Zaphod Beeblebrox is a fictional character in the various versions of the humorous science fiction story The Hitchhiker's Guide to the Galaxy by Douglas Adams who based him on his Cambridge contemporary, Johnny Simpson.
Zaphod Beeblebrox is a native to Betelgeuse Five and grew up with his semi-cousin, Ford Prefect. With more than his fair share of body parts, he is badly dressed (recently voted the Worst Dressed Sentient Being in the Known Universe for the seventh time running), bad mouthed, two-headed, has had an extra arm attached just below his original right one (he claims it improves his ski-boxing) and is the proud owner of the biggest ego in the known universe. Apart from his extra head and third arm, he is otherwise humanoid in appearance.
Zaphod is an adventurer, an ex-confidence trickster, a manic self-publicist, and is also terribly bad at personal relationships. He is thought by many to be completely out to lunch. Lunch is by the way one of his favourite activities, as his waking day often seems to revolve around his stomach. He is also the creator of the "Pan Galactic Gargle Blaster", a cocktail so volatile and intoxicating that the effects of drinking more than two is like having your brain smashed into a pulp by a slice of lemon wrapped around a large gold brick.
President of the Galaxy and successor to Yooden Vranx, Zaphod's job is not to hold power, but to draw attention away from the real source of it. Thus Zaphod Beeblebrox is one of the best Presidents the Galaxy has ever had, having already spent two of his ten years in office in prison for fraud.
Zaphod Beeblebrox is notorious for having run off with the most technologically advanced ship of its kind, the Heart of Gold, (which runs off the Infinite Improbability Drive, meaning that it passes through every single point in the Universe simultaneously) when he was in fact supposed to be launching it on the planet Damogran. Following a few narrow escapes from the Galactic Police, he may still be on the run today. And he probably is.
The Hitchhiker's Guide to the Galaxy is a science fiction comedy series created by Douglas Adams. Originally a radio comedy broadcast on BBC Radio 4 in 1978, it was later adapted to other formats, and over several years it gradually became an international multi-media phenomenon.

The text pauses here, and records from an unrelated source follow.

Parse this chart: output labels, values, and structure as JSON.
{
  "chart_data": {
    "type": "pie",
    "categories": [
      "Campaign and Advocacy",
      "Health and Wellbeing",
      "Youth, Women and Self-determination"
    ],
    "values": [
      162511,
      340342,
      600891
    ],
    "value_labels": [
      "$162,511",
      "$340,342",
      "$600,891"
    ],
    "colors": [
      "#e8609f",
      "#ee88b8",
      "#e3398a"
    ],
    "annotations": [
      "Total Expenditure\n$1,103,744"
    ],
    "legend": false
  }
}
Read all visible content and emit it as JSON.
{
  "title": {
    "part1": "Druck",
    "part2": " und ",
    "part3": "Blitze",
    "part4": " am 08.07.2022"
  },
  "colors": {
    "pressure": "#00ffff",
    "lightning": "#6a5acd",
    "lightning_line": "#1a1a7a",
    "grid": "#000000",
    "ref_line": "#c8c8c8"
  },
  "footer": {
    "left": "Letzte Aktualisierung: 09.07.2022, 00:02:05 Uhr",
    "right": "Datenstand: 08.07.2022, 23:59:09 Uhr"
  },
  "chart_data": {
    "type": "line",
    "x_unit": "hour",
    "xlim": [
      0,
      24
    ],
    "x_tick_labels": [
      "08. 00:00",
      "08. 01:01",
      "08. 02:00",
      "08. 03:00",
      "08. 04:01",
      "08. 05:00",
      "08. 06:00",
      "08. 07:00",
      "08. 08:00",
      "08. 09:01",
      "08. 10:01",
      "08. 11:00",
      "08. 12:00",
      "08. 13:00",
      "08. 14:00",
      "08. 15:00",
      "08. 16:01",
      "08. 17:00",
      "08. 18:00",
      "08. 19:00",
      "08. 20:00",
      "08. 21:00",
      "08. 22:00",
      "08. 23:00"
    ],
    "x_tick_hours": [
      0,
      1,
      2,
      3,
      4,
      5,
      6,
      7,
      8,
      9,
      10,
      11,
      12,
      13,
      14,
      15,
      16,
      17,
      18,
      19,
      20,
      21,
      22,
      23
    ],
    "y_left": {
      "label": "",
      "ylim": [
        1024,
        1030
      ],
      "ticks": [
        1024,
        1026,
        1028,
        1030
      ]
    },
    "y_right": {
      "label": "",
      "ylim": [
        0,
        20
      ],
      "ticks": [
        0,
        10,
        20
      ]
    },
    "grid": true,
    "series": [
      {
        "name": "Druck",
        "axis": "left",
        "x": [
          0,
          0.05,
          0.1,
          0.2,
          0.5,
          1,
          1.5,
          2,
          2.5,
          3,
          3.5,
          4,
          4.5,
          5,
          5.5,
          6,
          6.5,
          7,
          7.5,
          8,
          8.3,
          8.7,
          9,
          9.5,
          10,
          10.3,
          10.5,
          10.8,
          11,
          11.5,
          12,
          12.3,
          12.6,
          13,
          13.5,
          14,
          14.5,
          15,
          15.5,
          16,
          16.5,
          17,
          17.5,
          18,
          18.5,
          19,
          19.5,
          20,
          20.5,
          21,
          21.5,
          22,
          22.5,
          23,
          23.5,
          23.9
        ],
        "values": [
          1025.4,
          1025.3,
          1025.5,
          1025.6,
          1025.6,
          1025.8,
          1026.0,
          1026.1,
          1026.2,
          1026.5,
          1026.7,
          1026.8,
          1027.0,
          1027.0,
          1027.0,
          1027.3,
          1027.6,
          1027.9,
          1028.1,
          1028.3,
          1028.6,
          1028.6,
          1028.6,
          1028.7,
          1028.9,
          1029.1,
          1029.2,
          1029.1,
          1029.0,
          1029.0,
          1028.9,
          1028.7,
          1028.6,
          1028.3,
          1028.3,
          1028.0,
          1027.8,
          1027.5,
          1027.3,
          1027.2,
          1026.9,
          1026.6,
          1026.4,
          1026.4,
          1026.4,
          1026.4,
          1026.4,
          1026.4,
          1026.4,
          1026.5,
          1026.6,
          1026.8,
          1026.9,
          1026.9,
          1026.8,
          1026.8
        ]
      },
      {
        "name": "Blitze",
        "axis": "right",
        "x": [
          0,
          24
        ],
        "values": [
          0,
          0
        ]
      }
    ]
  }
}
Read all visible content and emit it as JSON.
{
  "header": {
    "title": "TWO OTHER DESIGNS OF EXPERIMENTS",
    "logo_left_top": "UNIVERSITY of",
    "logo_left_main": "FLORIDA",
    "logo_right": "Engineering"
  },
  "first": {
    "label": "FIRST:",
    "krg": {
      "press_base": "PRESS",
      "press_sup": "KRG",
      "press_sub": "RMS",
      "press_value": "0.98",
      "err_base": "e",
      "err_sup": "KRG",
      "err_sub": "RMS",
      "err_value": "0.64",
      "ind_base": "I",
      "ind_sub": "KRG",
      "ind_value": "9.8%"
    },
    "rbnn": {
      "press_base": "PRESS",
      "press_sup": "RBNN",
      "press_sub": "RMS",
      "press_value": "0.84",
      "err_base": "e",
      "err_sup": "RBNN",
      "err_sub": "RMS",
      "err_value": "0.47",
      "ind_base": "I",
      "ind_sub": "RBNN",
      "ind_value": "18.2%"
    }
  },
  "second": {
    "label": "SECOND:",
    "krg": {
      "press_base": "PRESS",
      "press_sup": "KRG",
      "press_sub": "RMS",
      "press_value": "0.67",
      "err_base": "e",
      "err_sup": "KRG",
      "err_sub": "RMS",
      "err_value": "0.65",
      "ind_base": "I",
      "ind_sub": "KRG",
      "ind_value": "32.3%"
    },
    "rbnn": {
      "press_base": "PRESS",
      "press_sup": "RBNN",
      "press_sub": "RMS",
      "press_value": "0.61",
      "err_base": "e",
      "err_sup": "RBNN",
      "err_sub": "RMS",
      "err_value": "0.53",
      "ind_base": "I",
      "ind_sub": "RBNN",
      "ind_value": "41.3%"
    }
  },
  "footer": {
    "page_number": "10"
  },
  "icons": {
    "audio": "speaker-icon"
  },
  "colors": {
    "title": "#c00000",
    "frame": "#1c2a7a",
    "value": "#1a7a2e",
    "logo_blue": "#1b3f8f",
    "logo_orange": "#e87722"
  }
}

Adaptations have included stage shows, a "trilogy" of five books published between 1979 and 1992, a sixth novel penned by Eoin Colfer in 2009, a 1981 TV series, a 1984 computer game, and three series of three-part comic book adaptations of the first three novels published by DC Comics between 1993 and 1996. There were also two series of towels, produced by Beer-Davies, that are considered by some fans to be an "official version" of The Hitchhiker's Guide to the Galaxy, as they include text from the first novel. A Hollywood-funded film version, produced and filmed in the UK, was released in April 2005, and radio adaptations of the third, fourth, and fifth novels were broadcast from 2004 to 2005. Many of these adaptations, including the novels, the TV series, the computer game, and the earliest drafts of the Hollywood film's screenplay, were done by Adams himself, and some of the stage shows introduced new material written by Adams.
The title is the name of a fictional, eccentric, electronic travel guide, The Hitchhiker's Guide to the Galaxy, prominently featured in the series.The Hitchhiker's Guide to the Galaxy is often abbreviated "HHGTTG" (as used on fan websites) or "H2G2" (first used by Neil Gaiman as a chapter title in Don't Panic and later by the online guide run by the BBC). The series is also often referred to as "The Hitchhiker's Guide", "Hitchhiker's", or simply "[The] Guide". This title can refer to any of the various incarnations of the story of which the books are the most widely distributed, having been translated into more than 30 languages by 2005.